Distributed Sort & Hash
Concept. Distributed sort and hash are the two foundational data-movement primitives in a cluster: hash partitioning routes every row with the same key to the same machine (so joins and group-bys can run locally), and distributed sort orders the rows on each machine so per-key reductions can stream.
Intuition. When Spotify wants to count "lifetime listens per user" across a year of play logs, hash-partitioning by user_id sends every event for Mickey to the same node, every event for Minnie to another, so each node can sort its own subset and emit (user_id, count) pairs without ever talking to peers about other users.

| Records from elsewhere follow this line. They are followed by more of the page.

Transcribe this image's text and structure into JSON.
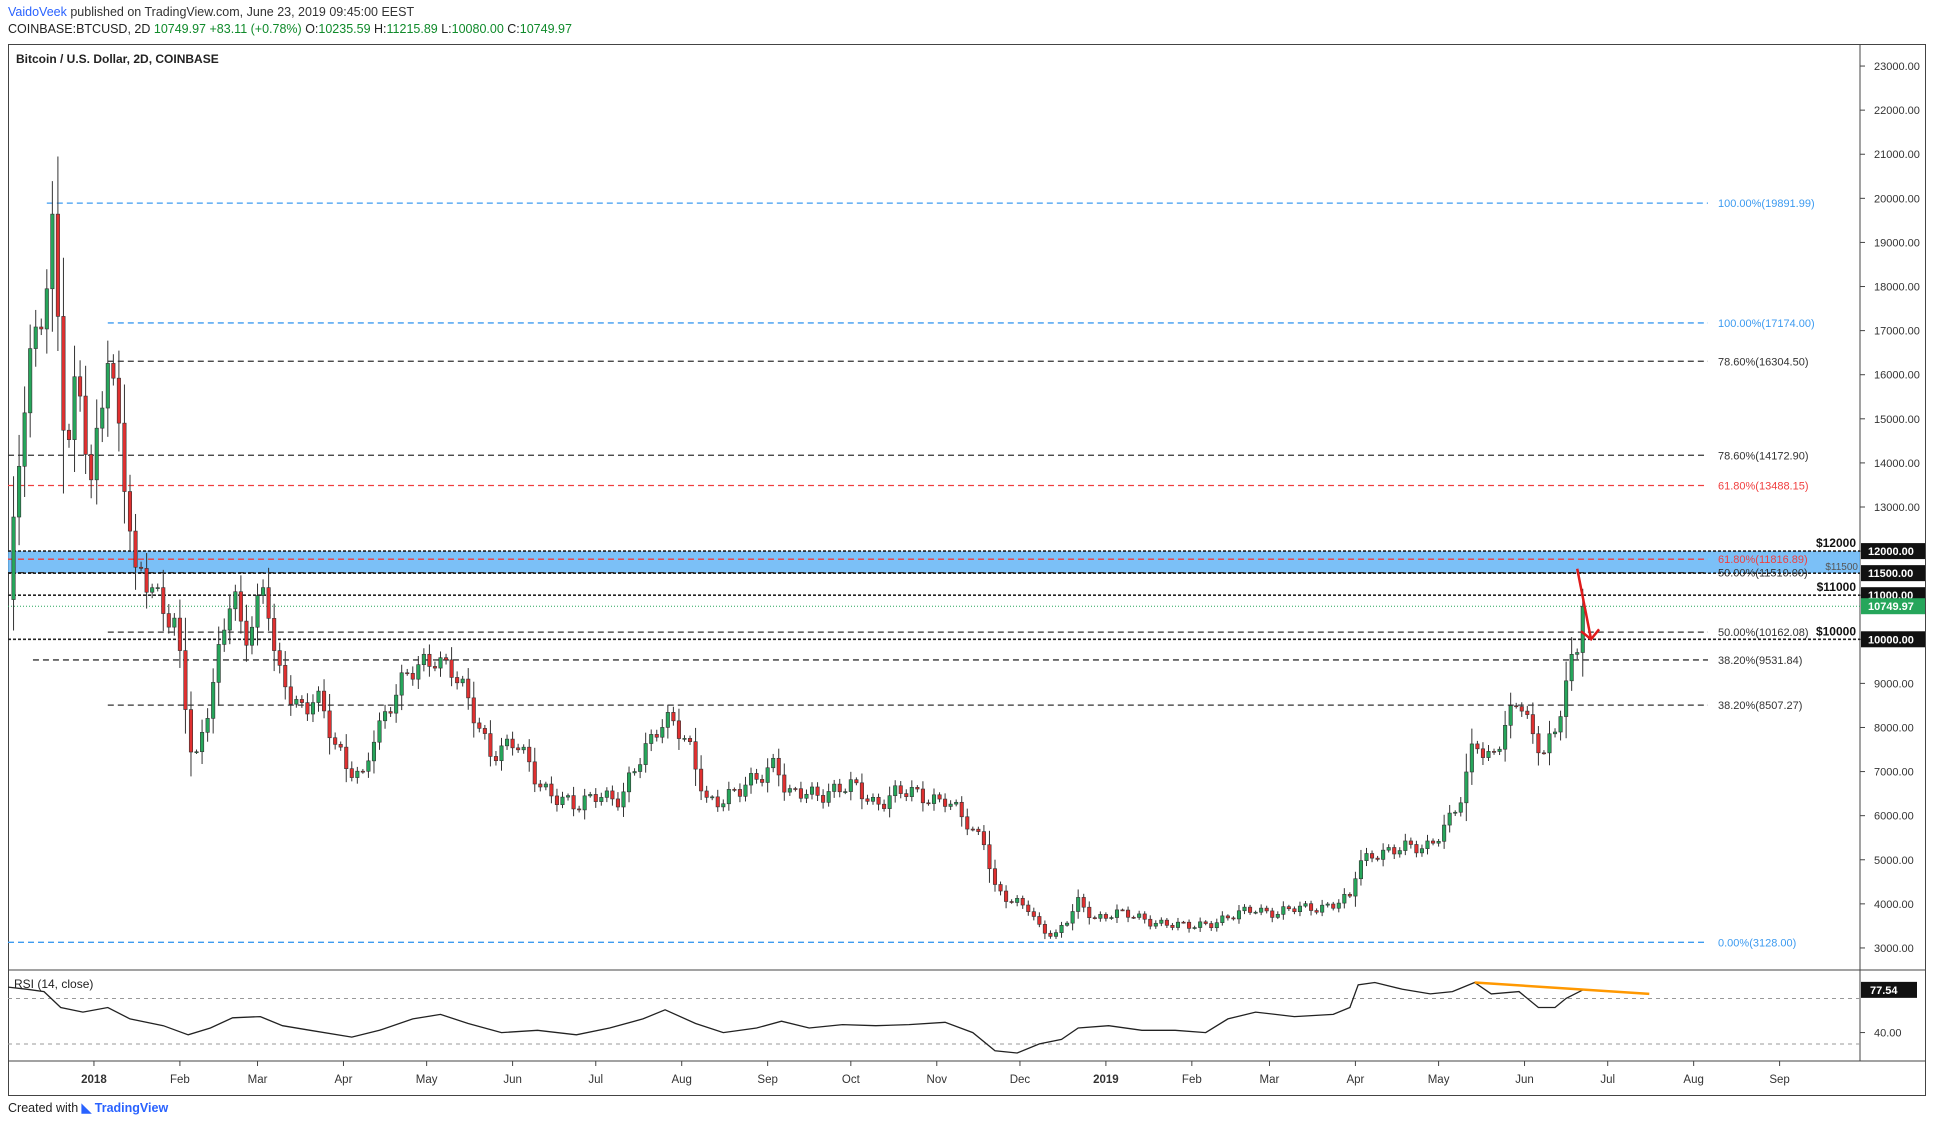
{
  "header": {
    "author": "VaidoVeek",
    "published_text": "published on TradingView.com, June 23, 2019 09:45:00 EEST",
    "symbol": "COINBASE:BTCUSD, 2D",
    "last": "10749.97",
    "change": "+83.11 (+0.78%)",
    "o_label": "O:",
    "o": "10235.59",
    "h_label": "H:",
    "h": "11215.89",
    "l_label": "L:",
    "l": "10080.00",
    "c_label": "C:",
    "c": "10749.97"
  },
  "chart_title": "Bitcoin / U.S. Dollar, 2D, COINBASE",
  "footer": {
    "created_with": "Created with",
    "brand": "TradingView"
  },
  "colors": {
    "up": "#26a65b",
    "down": "#e03030",
    "zone": "#64b5f6",
    "fib_blue": "#3d9bf0",
    "fib_red": "#f04040",
    "rsi_trend": "#ff9800",
    "arrow": "#e01b1b"
  },
  "chart_data": {
    "type": "candlestick",
    "title": "Bitcoin / U.S. Dollar, 2D, COINBASE",
    "y_axis": {
      "min": 2500,
      "max": 23500,
      "ticks": [
        3000,
        4000,
        5000,
        6000,
        7000,
        8000,
        9000,
        10000,
        11000,
        12000,
        13000,
        14000,
        15000,
        16000,
        17000,
        18000,
        19000,
        20000,
        21000,
        22000,
        23000
      ],
      "tick_labels": [
        "3000.00",
        "4000.00",
        "5000.00",
        "6000.00",
        "7000.00",
        "8000.00",
        "9000.00",
        "10000.00",
        "11000.00",
        "12000.00",
        "13000.00",
        "14000.00",
        "15000.00",
        "16000.00",
        "17000.00",
        "18000.00",
        "19000.00",
        "20000.00",
        "21000.00",
        "22000.00",
        "23000.00"
      ]
    },
    "x_axis": {
      "start": "2017-12-01",
      "end": "2019-09-30",
      "ticks": [
        {
          "label": "2018",
          "date": "2018-01-01",
          "bold": true
        },
        {
          "label": "Feb",
          "date": "2018-02-01"
        },
        {
          "label": "Mar",
          "date": "2018-03-01"
        },
        {
          "label": "Apr",
          "date": "2018-04-01"
        },
        {
          "label": "May",
          "date": "2018-05-01"
        },
        {
          "label": "Jun",
          "date": "2018-06-01"
        },
        {
          "label": "Jul",
          "date": "2018-07-01"
        },
        {
          "label": "Aug",
          "date": "2018-08-01"
        },
        {
          "label": "Sep",
          "date": "2018-09-01"
        },
        {
          "label": "Oct",
          "date": "2018-10-01"
        },
        {
          "label": "Nov",
          "date": "2018-11-01"
        },
        {
          "label": "Dec",
          "date": "2018-12-01"
        },
        {
          "label": "2019",
          "date": "2019-01-01",
          "bold": true
        },
        {
          "label": "Feb",
          "date": "2019-02-01"
        },
        {
          "label": "Mar",
          "date": "2019-03-01"
        },
        {
          "label": "Apr",
          "date": "2019-04-01"
        },
        {
          "label": "May",
          "date": "2019-05-01"
        },
        {
          "label": "Jun",
          "date": "2019-06-01"
        },
        {
          "label": "Jul",
          "date": "2019-07-01"
        },
        {
          "label": "Aug",
          "date": "2019-08-01"
        },
        {
          "label": "Sep",
          "date": "2019-09-01"
        }
      ]
    },
    "price_anchors": [
      [
        "2017-12-01",
        10900
      ],
      [
        "2017-12-08",
        16000
      ],
      [
        "2017-12-12",
        17000
      ],
      [
        "2017-12-17",
        19500
      ],
      [
        "2017-12-22",
        14000
      ],
      [
        "2017-12-26",
        15800
      ],
      [
        "2017-12-31",
        13500
      ],
      [
        "2018-01-06",
        16800
      ],
      [
        "2018-01-10",
        14700
      ],
      [
        "2018-01-16",
        11200
      ],
      [
        "2018-01-18",
        11500
      ],
      [
        "2018-01-25",
        11000
      ],
      [
        "2018-01-30",
        10300
      ],
      [
        "2018-02-01",
        9500
      ],
      [
        "2018-02-06",
        6900
      ],
      [
        "2018-02-11",
        8500
      ],
      [
        "2018-02-16",
        10100
      ],
      [
        "2018-02-20",
        11200
      ],
      [
        "2018-02-24",
        9700
      ],
      [
        "2018-03-04",
        11400
      ],
      [
        "2018-03-08",
        9400
      ],
      [
        "2018-03-14",
        8500
      ],
      [
        "2018-03-18",
        8200
      ],
      [
        "2018-03-22",
        8900
      ],
      [
        "2018-03-28",
        7900
      ],
      [
        "2018-04-02",
        7000
      ],
      [
        "2018-04-08",
        6800
      ],
      [
        "2018-04-12",
        7900
      ],
      [
        "2018-04-20",
        8800
      ],
      [
        "2018-04-26",
        9200
      ],
      [
        "2018-05-04",
        9700
      ],
      [
        "2018-05-10",
        9300
      ],
      [
        "2018-05-16",
        8500
      ],
      [
        "2018-05-24",
        7500
      ],
      [
        "2018-06-02",
        7600
      ],
      [
        "2018-06-10",
        6800
      ],
      [
        "2018-06-16",
        6500
      ],
      [
        "2018-06-24",
        6100
      ],
      [
        "2018-07-02",
        6600
      ],
      [
        "2018-07-10",
        6300
      ],
      [
        "2018-07-18",
        7400
      ],
      [
        "2018-07-24",
        8200
      ],
      [
        "2018-07-28",
        8200
      ],
      [
        "2018-08-04",
        7400
      ],
      [
        "2018-08-10",
        6400
      ],
      [
        "2018-08-16",
        6400
      ],
      [
        "2018-08-22",
        6500
      ],
      [
        "2018-08-30",
        7000
      ],
      [
        "2018-09-04",
        7300
      ],
      [
        "2018-09-08",
        6400
      ],
      [
        "2018-09-16",
        6500
      ],
      [
        "2018-09-24",
        6600
      ],
      [
        "2018-10-02",
        6600
      ],
      [
        "2018-10-10",
        6300
      ],
      [
        "2018-10-16",
        6500
      ],
      [
        "2018-10-26",
        6450
      ],
      [
        "2018-11-04",
        6400
      ],
      [
        "2018-11-14",
        5600
      ],
      [
        "2018-11-18",
        5500
      ],
      [
        "2018-11-22",
        4400
      ],
      [
        "2018-11-28",
        4000
      ],
      [
        "2018-12-04",
        3900
      ],
      [
        "2018-12-08",
        3500
      ],
      [
        "2018-12-14",
        3300
      ],
      [
        "2018-12-18",
        3600
      ],
      [
        "2018-12-22",
        4000
      ],
      [
        "2018-12-28",
        3700
      ],
      [
        "2019-01-04",
        3800
      ],
      [
        "2019-01-10",
        3700
      ],
      [
        "2019-01-20",
        3600
      ],
      [
        "2019-01-30",
        3450
      ],
      [
        "2019-02-08",
        3600
      ],
      [
        "2019-02-16",
        3700
      ],
      [
        "2019-02-24",
        3900
      ],
      [
        "2019-03-04",
        3800
      ],
      [
        "2019-03-14",
        3900
      ],
      [
        "2019-03-24",
        4000
      ],
      [
        "2019-03-30",
        4100
      ],
      [
        "2019-04-02",
        4900
      ],
      [
        "2019-04-08",
        5200
      ],
      [
        "2019-04-16",
        5200
      ],
      [
        "2019-04-26",
        5300
      ],
      [
        "2019-05-04",
        5800
      ],
      [
        "2019-05-10",
        6400
      ],
      [
        "2019-05-14",
        7900
      ],
      [
        "2019-05-18",
        7300
      ],
      [
        "2019-05-24",
        7800
      ],
      [
        "2019-05-30",
        8600
      ],
      [
        "2019-06-04",
        7800
      ],
      [
        "2019-06-08",
        7600
      ],
      [
        "2019-06-12",
        7900
      ],
      [
        "2019-06-16",
        8900
      ],
      [
        "2019-06-18",
        9300
      ],
      [
        "2019-06-20",
        9700
      ],
      [
        "2019-06-22",
        10749.97
      ]
    ],
    "levels": [
      {
        "price": 19891.99,
        "label": "100.00%(19891.99)",
        "style": "fib_blue",
        "from": "2017-12-15"
      },
      {
        "price": 17174.0,
        "label": "100.00%(17174.00)",
        "style": "fib_blue",
        "from": "2018-01-06"
      },
      {
        "price": 16304.5,
        "label": "78.60%(16304.50)",
        "style": "fib_black",
        "from": "2018-01-06"
      },
      {
        "price": 14172.9,
        "label": "78.60%(14172.90)",
        "style": "fib_black",
        "from": "2017-12-01"
      },
      {
        "price": 13488.15,
        "label": "61.80%(13488.15)",
        "style": "fib_red",
        "from": "2017-12-01"
      },
      {
        "price": 11816.89,
        "label": "61.80%(11816.89)",
        "style": "fib_red",
        "from": "2017-12-01"
      },
      {
        "price": 11510.0,
        "label": "50.00%(11510.00)",
        "style": "fib_black",
        "from": "2017-12-01"
      },
      {
        "price": 10162.08,
        "label": "50.00%(10162.08)",
        "style": "fib_black",
        "from": "2018-01-06"
      },
      {
        "price": 9531.84,
        "label": "38.20%(9531.84)",
        "style": "fib_black",
        "from": "2017-12-10"
      },
      {
        "price": 8507.27,
        "label": "38.20%(8507.27)",
        "style": "fib_black",
        "from": "2018-01-06"
      },
      {
        "price": 3128.0,
        "label": "0.00%(3128.00)",
        "style": "fib_blue",
        "from": "2017-12-01"
      }
    ],
    "resistance_zone": {
      "from_price": 11500,
      "to_price": 12000
    },
    "annotations": [
      {
        "price": 12000,
        "text": "$12000"
      },
      {
        "price": 11500,
        "text": "$11500"
      },
      {
        "price": 11000,
        "text": "$11000"
      },
      {
        "price": 10000,
        "text": "$10000"
      }
    ],
    "price_tags": [
      {
        "price": 12000,
        "text": "12000.00",
        "bg": "#111111"
      },
      {
        "price": 11500,
        "text": "11500.00",
        "bg": "#111111"
      },
      {
        "price": 11000,
        "text": "11000.00",
        "bg": "#111111"
      },
      {
        "price": 10749.97,
        "text": "10749.97",
        "bg": "#26a65b"
      },
      {
        "price": 10000,
        "text": "10000.00",
        "bg": "#111111"
      }
    ],
    "arrow": {
      "from": [
        "2019-06-20",
        11600
      ],
      "to": [
        "2019-06-25",
        10000
      ]
    },
    "rsi": {
      "label": "RSI (14, close)",
      "current": "77.54",
      "tick_label": "40.00",
      "levels": [
        70,
        30
      ],
      "min": 15,
      "max": 95,
      "anchors": [
        [
          "2017-12-01",
          80
        ],
        [
          "2017-12-08",
          78
        ],
        [
          "2017-12-14",
          76
        ],
        [
          "2017-12-20",
          62
        ],
        [
          "2017-12-28",
          58
        ],
        [
          "2018-01-06",
          62
        ],
        [
          "2018-01-14",
          52
        ],
        [
          "2018-01-26",
          46
        ],
        [
          "2018-02-04",
          38
        ],
        [
          "2018-02-12",
          44
        ],
        [
          "2018-02-20",
          53
        ],
        [
          "2018-03-02",
          54
        ],
        [
          "2018-03-10",
          46
        ],
        [
          "2018-03-20",
          42
        ],
        [
          "2018-04-04",
          36
        ],
        [
          "2018-04-14",
          42
        ],
        [
          "2018-04-26",
          52
        ],
        [
          "2018-05-06",
          56
        ],
        [
          "2018-05-16",
          48
        ],
        [
          "2018-05-28",
          40
        ],
        [
          "2018-06-10",
          42
        ],
        [
          "2018-06-24",
          38
        ],
        [
          "2018-07-06",
          44
        ],
        [
          "2018-07-18",
          52
        ],
        [
          "2018-07-26",
          60
        ],
        [
          "2018-08-06",
          48
        ],
        [
          "2018-08-16",
          40
        ],
        [
          "2018-08-28",
          44
        ],
        [
          "2018-09-06",
          50
        ],
        [
          "2018-09-16",
          44
        ],
        [
          "2018-09-28",
          47
        ],
        [
          "2018-10-10",
          46
        ],
        [
          "2018-10-22",
          47
        ],
        [
          "2018-11-04",
          49
        ],
        [
          "2018-11-14",
          40
        ],
        [
          "2018-11-22",
          24
        ],
        [
          "2018-11-30",
          22
        ],
        [
          "2018-12-08",
          30
        ],
        [
          "2018-12-16",
          34
        ],
        [
          "2018-12-22",
          44
        ],
        [
          "2019-01-02",
          46
        ],
        [
          "2019-01-14",
          42
        ],
        [
          "2019-01-26",
          42
        ],
        [
          "2019-02-06",
          40
        ],
        [
          "2019-02-14",
          52
        ],
        [
          "2019-02-24",
          58
        ],
        [
          "2019-03-10",
          54
        ],
        [
          "2019-03-24",
          56
        ],
        [
          "2019-03-30",
          62
        ],
        [
          "2019-04-02",
          82
        ],
        [
          "2019-04-08",
          84
        ],
        [
          "2019-04-18",
          78
        ],
        [
          "2019-04-28",
          74
        ],
        [
          "2019-05-06",
          76
        ],
        [
          "2019-05-14",
          84
        ],
        [
          "2019-05-20",
          74
        ],
        [
          "2019-05-30",
          76
        ],
        [
          "2019-06-06",
          62
        ],
        [
          "2019-06-12",
          62
        ],
        [
          "2019-06-16",
          70
        ],
        [
          "2019-06-22",
          77.54
        ]
      ],
      "trendline": {
        "from": [
          "2019-05-14",
          84
        ],
        "to": [
          "2019-07-16",
          74
        ]
      }
    }
  }
}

Hash Partitioning: Foundation of Distribution
The Core Problem
When your dataset outgrows your RAM, you need a strategy to split it across multiple machines. Enter hash partitioning, the unsung hero that keeps related data together. It prevents the chaos of scattering a user's information between Ohio and Tokyo.
Consistent Hashing: The Elastic Solution
The Problem: Adding/Removing Machines
Standard hashing (machine = hash(key) % N) is a logistical nightmare when scaling. Change the number of machines, and you're looking at a massive reshuffle:
-
From 3 to 4 machines: 75% of data ends up misplaced.
-
From 100 to 101 machines: A staggering 99% of data is uprooted.
The Solution: Hash Ring
Forget modulo. Think in circles:
-
Create a ring: Numbers 0 to 2³²-1 form a circle.
-
Place machines on the ring:
hash(machine_id)determines their spot. -
Place keys on the ring:
hash(key)finds their position. -
Key ownership rule: Move clockwise from a key until you hit a machine, that's its home.
Key Takeaways
1. Hash Partitioning
The Backbone of Distributed Processing
-
Keeps all data with the same key on the same machine.
-
Enables parallel processing without chaos.
-
Cost: 2N IOs (one read, one write).
-
Scales effortlessly to hundreds of machines.
2. Distributed Hash Joins
Scaling Joins
-
Route tables by join key.
-
Each machine handles its local join.
-
Union results for a complete join.
-
More machines mean linear speedup.
3. Consistent Hashing
Seamless Scaling
-
Maps keys and nodes to a ring, sidestepping modulo.
-
Adding a node only affects its immediate neighbors.
-
On average, only K/N keys move (versus K keys with standard hashing).
-
Utilized by Cassandra, DynamoDB, Memcached.
4. Distributed Sort (BigSort)
Achieving Global Order
-
Phase 1: Local sort on each machine.
-
Phase 2: Sample and determine global split points.
-
Phase 3: Redistribute and finalize sorting.
-
Ensures total order across the cluster.